The prescribed burn at the Homestead National Historical Park included a center portion of the tallgrass prairie, along with some woodland area and around the Freeman School.


"You think about fire...and sometimes worry about it being destructive. In this case, it's really just opening it back up so the plants can grow, and hopefully we can let the diversity of the prairie, show off this summer."


Jesse Bolli is the Natural Resources Manager at the park west of Beatrice and oversees the fire plan of the unit. Burns must be conducted with caution given the continued dry weather. In fact, some wooded areas still smolder, days later.  Although it continues to be dry….some recent snow and rain will aid in regrowth…and the fire warming the ground temperature doesn’t hurt, either.


Bolli says prescribed fire helps control some less desirable plants or grass at the park. "The cool season grasses, the Kentucky bluegrass and smooth brome, are probably the best ones managed with fire.
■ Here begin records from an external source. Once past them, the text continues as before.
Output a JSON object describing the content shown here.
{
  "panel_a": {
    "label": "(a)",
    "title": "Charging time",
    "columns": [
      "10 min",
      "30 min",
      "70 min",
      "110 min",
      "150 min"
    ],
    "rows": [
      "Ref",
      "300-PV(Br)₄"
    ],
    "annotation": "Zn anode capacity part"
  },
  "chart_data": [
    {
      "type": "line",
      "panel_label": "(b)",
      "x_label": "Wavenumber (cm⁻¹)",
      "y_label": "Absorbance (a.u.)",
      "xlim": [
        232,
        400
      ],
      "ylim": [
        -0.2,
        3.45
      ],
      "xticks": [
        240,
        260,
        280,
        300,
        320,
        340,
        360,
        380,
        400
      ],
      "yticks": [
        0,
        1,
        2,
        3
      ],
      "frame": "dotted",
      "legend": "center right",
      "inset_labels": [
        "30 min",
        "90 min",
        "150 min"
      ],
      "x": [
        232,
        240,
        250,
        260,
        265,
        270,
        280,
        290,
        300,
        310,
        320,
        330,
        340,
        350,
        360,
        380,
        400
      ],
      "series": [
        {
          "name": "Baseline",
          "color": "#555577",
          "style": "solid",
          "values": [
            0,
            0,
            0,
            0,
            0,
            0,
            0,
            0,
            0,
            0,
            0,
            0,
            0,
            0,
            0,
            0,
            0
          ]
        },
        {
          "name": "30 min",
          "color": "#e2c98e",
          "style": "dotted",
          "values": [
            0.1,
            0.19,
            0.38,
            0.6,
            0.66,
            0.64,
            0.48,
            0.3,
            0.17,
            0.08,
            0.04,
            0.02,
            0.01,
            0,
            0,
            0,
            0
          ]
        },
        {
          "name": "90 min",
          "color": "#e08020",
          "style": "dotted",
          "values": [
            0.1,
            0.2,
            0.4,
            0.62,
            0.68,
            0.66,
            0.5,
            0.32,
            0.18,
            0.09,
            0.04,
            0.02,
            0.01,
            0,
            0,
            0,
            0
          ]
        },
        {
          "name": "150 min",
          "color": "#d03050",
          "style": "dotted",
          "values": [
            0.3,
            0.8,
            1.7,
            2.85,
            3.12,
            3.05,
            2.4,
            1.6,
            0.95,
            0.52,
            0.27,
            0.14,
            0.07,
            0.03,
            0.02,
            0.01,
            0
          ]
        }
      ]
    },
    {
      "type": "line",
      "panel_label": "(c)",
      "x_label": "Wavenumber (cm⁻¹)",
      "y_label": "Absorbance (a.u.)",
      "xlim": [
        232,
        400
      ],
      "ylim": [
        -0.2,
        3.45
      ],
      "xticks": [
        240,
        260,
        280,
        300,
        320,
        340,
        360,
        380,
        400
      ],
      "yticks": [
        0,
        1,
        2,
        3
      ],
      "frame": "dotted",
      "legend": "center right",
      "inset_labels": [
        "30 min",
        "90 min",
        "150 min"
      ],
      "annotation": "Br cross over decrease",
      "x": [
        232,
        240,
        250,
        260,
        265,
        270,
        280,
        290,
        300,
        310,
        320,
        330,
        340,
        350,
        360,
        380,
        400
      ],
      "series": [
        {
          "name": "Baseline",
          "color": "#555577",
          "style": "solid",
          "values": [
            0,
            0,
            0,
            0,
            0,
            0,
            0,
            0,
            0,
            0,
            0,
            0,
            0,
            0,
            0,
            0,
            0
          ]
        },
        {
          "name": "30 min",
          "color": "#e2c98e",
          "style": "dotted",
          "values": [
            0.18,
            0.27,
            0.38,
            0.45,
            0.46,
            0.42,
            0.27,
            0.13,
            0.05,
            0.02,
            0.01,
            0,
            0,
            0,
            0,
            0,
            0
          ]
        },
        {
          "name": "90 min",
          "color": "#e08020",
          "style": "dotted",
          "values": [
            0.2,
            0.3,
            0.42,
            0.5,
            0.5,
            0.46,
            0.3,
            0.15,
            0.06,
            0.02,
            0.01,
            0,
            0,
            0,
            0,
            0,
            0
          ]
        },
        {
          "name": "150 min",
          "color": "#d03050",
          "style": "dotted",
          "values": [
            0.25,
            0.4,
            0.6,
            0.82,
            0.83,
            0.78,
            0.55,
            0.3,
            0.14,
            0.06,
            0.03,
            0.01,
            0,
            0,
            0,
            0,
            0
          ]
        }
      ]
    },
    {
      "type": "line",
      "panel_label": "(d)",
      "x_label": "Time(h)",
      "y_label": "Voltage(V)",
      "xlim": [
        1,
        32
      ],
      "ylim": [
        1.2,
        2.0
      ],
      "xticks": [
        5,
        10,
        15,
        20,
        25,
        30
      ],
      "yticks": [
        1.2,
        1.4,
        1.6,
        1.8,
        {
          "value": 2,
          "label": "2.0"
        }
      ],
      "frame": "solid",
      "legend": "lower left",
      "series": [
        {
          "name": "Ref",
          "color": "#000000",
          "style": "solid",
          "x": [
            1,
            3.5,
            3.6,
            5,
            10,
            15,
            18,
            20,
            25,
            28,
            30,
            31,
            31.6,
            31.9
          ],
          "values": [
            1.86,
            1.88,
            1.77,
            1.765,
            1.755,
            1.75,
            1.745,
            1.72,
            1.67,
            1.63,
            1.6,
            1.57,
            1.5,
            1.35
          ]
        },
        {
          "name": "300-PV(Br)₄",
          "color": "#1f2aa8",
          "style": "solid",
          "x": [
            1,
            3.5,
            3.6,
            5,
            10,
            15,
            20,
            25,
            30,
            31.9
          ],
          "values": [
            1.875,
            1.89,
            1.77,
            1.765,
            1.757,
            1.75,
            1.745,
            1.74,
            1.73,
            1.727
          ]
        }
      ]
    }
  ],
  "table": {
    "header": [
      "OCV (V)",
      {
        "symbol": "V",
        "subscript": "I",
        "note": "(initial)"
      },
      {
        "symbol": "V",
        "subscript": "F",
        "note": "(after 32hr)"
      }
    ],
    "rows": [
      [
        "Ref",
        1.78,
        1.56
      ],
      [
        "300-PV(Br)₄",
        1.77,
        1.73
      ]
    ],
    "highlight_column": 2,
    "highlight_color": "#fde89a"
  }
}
By doing an early season burn kind of when they are growing...it can knock them back and suppress them a little bit. Those are probably the ones that have the most impact. We'd like it to knock the plum brush, the smooth sumac and the dogwood back a little bit...the woody species. But we've found that it really doesn't. What it does help for those species, is that it opens it up a little bit, so we can get in and better manage it."


With pheasant, quail, rabbits and other wildlife…. burns are limited to only some of the space on the prairie….ensuring that there’s always adequate habitat remaining. "We're always hopeful that those species can make it out, in front of the burn...and most of them do. Also, by doing the burn as early as we did this year, hopefully we got the burn done before a lot of the snakes and other things like that, came out of hibernation. In the past, we've done later burns into May, and then we noticed there's a lot of snakes that get trapped by the fire. There are impacts and so that's why we don't do the whole prairie or the whole woodland, at once," Bolli said.


The recent burn involved five units of the Homestead…. specific sections of the park that are rotated for the use of fire, as a management tool.